Today, the strenuous partisan warfare between Cameron and Miliband belies the emergence of a comparable composite, Mr. Camerband, who embodies a near-convergence that goes well beyond finance. The only exceptions in the current Tory-led coalition are Michael Gove’s reforms in education, which got him demoted, and Iain Duncan Smith’s welfare revolution, which has survived largely thanks to Smith’s passionate commitment and seniority within the party.
Historians have not been kind to Mr. Butskell, pointing out that the philosophies of Labour and the Tories were actually quite distinct. Yet there was a degree of convergence in practice, created not by shared beliefs, but by the systemic pressures acting on both parties. Postwar Britain wanted a welfare state, high growth, low inflation, and full employment, while, in order to maintain the fixed foreign exchange value of the pound, it needed a positive balance of trade. As long as Britain refused to choose between those objectives, which were defined partly by ideology and partly by international financial realities beyond Britain’s control, neither party had much room for maneuver. Mr. Butskell was the product of those constraints.
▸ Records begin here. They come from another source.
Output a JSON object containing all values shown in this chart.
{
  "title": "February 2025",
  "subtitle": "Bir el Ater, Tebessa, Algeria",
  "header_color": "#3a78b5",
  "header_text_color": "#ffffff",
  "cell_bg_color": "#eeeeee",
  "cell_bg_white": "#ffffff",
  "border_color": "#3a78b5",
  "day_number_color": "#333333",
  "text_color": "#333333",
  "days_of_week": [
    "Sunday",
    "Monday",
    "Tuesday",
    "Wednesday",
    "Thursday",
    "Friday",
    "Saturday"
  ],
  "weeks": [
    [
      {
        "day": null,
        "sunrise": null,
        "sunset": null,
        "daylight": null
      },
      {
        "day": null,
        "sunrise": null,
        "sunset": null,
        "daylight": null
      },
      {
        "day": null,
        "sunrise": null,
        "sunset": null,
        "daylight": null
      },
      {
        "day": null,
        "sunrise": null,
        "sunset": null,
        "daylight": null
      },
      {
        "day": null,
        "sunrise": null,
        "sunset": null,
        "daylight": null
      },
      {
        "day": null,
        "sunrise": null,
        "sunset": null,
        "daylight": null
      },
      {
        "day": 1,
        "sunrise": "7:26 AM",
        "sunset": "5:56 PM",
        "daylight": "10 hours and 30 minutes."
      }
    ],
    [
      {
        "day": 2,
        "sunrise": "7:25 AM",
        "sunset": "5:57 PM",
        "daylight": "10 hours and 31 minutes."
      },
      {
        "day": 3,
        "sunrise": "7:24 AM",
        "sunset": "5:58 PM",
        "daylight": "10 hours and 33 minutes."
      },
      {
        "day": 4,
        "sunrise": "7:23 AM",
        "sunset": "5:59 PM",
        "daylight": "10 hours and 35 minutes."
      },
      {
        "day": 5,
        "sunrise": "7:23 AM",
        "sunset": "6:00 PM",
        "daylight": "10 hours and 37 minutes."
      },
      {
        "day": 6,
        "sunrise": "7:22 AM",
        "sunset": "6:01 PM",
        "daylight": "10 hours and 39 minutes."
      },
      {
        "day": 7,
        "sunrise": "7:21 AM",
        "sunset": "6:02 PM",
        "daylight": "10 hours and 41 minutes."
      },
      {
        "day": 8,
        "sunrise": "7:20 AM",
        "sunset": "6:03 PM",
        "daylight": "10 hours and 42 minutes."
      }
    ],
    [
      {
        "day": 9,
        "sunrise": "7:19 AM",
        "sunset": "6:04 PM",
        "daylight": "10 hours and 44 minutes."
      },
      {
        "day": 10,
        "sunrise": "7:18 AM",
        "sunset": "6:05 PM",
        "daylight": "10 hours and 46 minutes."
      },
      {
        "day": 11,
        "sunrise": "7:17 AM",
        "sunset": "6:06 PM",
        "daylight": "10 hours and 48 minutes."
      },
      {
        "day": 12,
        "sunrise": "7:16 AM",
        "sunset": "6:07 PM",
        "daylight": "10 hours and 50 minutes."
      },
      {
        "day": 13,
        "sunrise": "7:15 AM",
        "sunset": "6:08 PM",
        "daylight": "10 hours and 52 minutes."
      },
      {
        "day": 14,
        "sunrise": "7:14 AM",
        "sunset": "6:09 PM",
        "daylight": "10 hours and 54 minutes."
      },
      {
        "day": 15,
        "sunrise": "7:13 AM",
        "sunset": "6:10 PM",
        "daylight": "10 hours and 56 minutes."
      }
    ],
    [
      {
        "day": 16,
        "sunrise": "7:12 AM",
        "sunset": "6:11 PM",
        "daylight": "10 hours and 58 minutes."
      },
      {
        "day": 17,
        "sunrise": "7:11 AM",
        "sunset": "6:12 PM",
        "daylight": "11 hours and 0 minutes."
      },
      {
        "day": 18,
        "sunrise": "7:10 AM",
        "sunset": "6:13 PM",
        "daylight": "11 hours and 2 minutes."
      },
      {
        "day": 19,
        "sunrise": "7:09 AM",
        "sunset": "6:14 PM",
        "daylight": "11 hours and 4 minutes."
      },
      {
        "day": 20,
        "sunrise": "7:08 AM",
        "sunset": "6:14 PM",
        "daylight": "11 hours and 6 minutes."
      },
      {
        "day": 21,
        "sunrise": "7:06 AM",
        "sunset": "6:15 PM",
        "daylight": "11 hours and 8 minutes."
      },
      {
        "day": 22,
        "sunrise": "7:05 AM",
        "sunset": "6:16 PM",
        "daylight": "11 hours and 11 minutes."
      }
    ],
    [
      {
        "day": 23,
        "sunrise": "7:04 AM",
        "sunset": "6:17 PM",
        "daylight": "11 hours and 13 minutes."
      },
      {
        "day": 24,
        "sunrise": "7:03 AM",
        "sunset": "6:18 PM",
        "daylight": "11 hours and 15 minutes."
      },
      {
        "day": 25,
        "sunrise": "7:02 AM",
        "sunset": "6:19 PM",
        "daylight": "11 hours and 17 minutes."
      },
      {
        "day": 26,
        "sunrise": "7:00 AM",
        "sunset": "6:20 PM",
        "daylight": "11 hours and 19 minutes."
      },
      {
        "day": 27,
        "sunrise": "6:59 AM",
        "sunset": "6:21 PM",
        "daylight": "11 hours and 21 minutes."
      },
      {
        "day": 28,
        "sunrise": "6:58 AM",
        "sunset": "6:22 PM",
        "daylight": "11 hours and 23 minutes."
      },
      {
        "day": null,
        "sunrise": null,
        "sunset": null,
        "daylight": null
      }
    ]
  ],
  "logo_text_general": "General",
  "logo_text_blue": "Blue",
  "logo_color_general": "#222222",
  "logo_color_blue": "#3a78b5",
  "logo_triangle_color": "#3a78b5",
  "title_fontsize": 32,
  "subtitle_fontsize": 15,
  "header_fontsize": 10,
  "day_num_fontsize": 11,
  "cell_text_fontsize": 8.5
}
Of course, Butskellism didn’t last. Britain’s very refusal to make choices made it steadily harder for the nation to accomplish anything at all. Margaret Thatcher’s achievement was to choose in practice between aims that were all, in principle, desirable: Like Reagan, she chose to focus on inflation. The reward for Britain was political and economic recovery; the reward for the Conservatives was the unparalleled feat of four successive victories over a Labour party that had lost touch with the aspirational classes.
Today, the Tories would give a lot for just one such victory. Objectively, the campaign shouldn’t be close: The growing British economy contrasts strikingly with the sickly performance of the eurozone, and only 15 percent of the British public views Miliband as a plausible leader of the nation. Labour’s collapse in Scotland bids fair to lose the party 50 seats, while UKIP looks likely to take only a handful from the Tories. Senior Conservatives privately profess faith in victory, and even candidates in no-hope seats believe the party’s chances are brightening. If politics is the art of the possible, it is hard to see how the Tories can possibly lose this one.